How to use it in your classroom
- Type an equation into any of the input fields — a function like x^2 or sin(x), a vertical line like x=3, or an inequality like y<x^2 — and it plots immediately in its assigned color.
- Click "Add equation" to graph additional functions at once, each in a distinct color.
- Drag the graph to pan, scroll to zoom, or use the zoom and reset buttons for precise control.
- Switch to polar mode to graph r= equations instead of y= functions.
- Toggle the table button to see a list of input and output values across a range you set.
- Toggle the roots button to mark x-intercepts and intersection points between graphed functions, or the tangent button to see the slope line at any point you hover over.
- Hover anywhere on the graph in cartesian mode to read the exact coordinates and function values at that x-position.
- Click "Save PNG" to export the current graph as an image.
Tips from the classroom
- Graph two intersecting lines and turn on the roots/intersections toggle so students see the algebra-by-hand answer confirmed visually, rather than treating the graph and the equation as two separate exercises.
- Use the tangent toggle while hovering near a parabola's vertex to show students where the slope crosses zero — it's a more intuitive lead-in to derivatives than starting with the formal definition.
- Switch to polar mode and graph a simple equation like r=3 next to r=3*cos(theta) to give students a first look at how polar shapes differ fundamentally from cartesian ones.
- Have students predict a function's table of values by hand for three or four x-values, then check their work against the table feature instead of against the graph alone.
Frequently asked questions
Can I graph more than one function at the same time?
Yes, clicking "Add equation" creates a new input field, and each function is drawn in its own color so multiple curves stay distinguishable on the same graph.
Does it support inequalities and vertical lines, or just standard functions?
Yes.
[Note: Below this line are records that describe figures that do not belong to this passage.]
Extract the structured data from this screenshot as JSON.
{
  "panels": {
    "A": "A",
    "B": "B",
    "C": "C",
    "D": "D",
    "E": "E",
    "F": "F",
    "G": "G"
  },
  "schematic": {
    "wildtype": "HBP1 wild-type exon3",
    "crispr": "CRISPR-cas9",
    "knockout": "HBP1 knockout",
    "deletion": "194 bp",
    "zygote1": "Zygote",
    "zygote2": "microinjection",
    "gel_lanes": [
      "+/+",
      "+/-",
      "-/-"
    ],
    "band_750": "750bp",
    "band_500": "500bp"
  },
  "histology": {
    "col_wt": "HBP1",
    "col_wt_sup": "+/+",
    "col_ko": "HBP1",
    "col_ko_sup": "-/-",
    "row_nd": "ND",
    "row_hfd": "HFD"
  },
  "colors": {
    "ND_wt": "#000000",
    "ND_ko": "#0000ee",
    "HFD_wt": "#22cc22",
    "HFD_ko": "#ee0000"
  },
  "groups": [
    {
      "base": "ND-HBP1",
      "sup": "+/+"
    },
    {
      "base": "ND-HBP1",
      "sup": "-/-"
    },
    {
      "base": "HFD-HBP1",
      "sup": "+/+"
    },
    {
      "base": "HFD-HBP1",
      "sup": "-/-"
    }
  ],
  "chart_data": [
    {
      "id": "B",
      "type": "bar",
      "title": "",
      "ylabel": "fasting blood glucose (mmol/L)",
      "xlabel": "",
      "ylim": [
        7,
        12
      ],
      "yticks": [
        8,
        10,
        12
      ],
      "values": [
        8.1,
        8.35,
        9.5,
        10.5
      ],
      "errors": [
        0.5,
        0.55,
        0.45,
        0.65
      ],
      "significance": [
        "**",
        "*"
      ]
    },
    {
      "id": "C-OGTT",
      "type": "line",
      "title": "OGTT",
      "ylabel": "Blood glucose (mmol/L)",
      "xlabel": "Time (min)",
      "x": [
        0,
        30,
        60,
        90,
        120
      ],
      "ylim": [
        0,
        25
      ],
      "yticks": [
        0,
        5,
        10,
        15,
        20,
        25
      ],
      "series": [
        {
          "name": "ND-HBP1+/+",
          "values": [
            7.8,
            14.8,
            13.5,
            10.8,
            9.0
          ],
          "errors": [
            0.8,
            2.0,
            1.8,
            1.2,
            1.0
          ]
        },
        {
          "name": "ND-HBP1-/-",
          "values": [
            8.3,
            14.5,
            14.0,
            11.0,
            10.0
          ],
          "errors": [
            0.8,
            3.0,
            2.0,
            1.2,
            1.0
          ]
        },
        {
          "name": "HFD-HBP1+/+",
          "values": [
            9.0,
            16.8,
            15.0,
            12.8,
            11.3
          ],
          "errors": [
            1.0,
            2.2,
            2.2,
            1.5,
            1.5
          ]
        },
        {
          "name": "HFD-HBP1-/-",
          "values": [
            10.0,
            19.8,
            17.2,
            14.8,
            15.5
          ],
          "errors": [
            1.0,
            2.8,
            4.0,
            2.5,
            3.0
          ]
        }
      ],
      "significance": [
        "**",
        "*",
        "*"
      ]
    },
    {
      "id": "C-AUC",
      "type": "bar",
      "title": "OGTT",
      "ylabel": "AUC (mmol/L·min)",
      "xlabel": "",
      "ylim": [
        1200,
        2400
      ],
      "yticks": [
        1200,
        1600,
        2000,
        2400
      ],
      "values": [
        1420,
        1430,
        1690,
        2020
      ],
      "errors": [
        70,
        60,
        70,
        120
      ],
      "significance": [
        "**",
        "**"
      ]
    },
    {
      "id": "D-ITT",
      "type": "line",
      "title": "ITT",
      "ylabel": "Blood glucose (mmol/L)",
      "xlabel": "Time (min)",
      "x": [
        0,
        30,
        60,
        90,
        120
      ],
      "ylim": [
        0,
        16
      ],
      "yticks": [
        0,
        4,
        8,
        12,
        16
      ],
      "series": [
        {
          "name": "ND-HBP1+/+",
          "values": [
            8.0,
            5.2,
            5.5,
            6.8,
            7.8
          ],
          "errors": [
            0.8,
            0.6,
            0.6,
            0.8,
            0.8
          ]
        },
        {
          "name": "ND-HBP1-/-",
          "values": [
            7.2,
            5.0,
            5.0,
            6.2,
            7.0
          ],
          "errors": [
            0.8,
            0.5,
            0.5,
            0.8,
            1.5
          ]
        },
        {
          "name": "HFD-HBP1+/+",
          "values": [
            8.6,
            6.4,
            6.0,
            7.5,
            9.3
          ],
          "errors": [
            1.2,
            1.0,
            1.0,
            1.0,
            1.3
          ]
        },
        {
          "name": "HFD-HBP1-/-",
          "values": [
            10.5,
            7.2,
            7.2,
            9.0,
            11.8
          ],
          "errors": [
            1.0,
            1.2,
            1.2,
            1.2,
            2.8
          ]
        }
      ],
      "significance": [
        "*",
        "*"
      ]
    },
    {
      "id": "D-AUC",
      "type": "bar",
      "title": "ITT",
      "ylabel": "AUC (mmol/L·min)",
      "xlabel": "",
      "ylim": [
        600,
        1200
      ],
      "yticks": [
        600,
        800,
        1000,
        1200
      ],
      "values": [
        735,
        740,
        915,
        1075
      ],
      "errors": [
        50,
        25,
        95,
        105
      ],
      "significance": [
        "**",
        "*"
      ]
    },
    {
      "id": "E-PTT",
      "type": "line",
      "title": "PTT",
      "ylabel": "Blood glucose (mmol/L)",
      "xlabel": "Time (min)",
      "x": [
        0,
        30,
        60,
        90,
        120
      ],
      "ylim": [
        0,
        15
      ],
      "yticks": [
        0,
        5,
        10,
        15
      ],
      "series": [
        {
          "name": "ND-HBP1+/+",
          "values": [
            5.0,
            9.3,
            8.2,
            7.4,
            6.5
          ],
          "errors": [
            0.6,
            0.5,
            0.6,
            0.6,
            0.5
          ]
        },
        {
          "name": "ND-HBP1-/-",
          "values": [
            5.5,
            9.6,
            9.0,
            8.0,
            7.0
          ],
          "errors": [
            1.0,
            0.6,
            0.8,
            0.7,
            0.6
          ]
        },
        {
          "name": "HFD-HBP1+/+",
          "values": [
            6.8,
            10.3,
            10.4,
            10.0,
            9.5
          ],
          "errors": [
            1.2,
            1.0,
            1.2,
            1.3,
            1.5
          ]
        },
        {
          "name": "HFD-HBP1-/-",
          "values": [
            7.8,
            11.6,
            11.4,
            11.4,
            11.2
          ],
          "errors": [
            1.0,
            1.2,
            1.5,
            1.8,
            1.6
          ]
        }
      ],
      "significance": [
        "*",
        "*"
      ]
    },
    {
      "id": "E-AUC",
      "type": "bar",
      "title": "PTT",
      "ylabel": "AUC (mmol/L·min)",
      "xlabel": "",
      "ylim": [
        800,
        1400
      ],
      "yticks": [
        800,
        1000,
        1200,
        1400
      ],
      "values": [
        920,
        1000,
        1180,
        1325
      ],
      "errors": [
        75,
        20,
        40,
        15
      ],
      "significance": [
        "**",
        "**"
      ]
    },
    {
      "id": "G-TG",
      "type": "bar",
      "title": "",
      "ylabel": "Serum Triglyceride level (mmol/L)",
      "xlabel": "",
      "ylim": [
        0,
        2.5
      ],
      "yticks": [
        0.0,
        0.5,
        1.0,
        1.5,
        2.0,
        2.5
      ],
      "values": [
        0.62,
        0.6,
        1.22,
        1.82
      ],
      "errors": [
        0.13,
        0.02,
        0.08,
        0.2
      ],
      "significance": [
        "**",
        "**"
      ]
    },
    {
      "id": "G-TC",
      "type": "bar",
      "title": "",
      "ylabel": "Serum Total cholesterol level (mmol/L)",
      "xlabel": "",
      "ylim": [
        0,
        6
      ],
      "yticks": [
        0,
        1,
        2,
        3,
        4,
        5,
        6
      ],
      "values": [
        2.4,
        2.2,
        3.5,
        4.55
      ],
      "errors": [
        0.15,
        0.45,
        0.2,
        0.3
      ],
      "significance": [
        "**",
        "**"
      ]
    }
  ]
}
Typing something like y<x^2 shades the region that satisfies the inequality, and typing x=3 (or any x= expression) draws a vertical line, since those can't be expressed as a standard function of x.
How does the roots and intersections feature work?
It scans each graphed function for sign changes, narrows in on the exact x-value using repeated bisection, and marks both x-intercepts and the points where two functions cross with small circles on the graph.
Can students export their graph for an assignment?
Yes, the "Save PNG" button renders the current view, including all graphed functions and the visible grid, as a downloadable image file.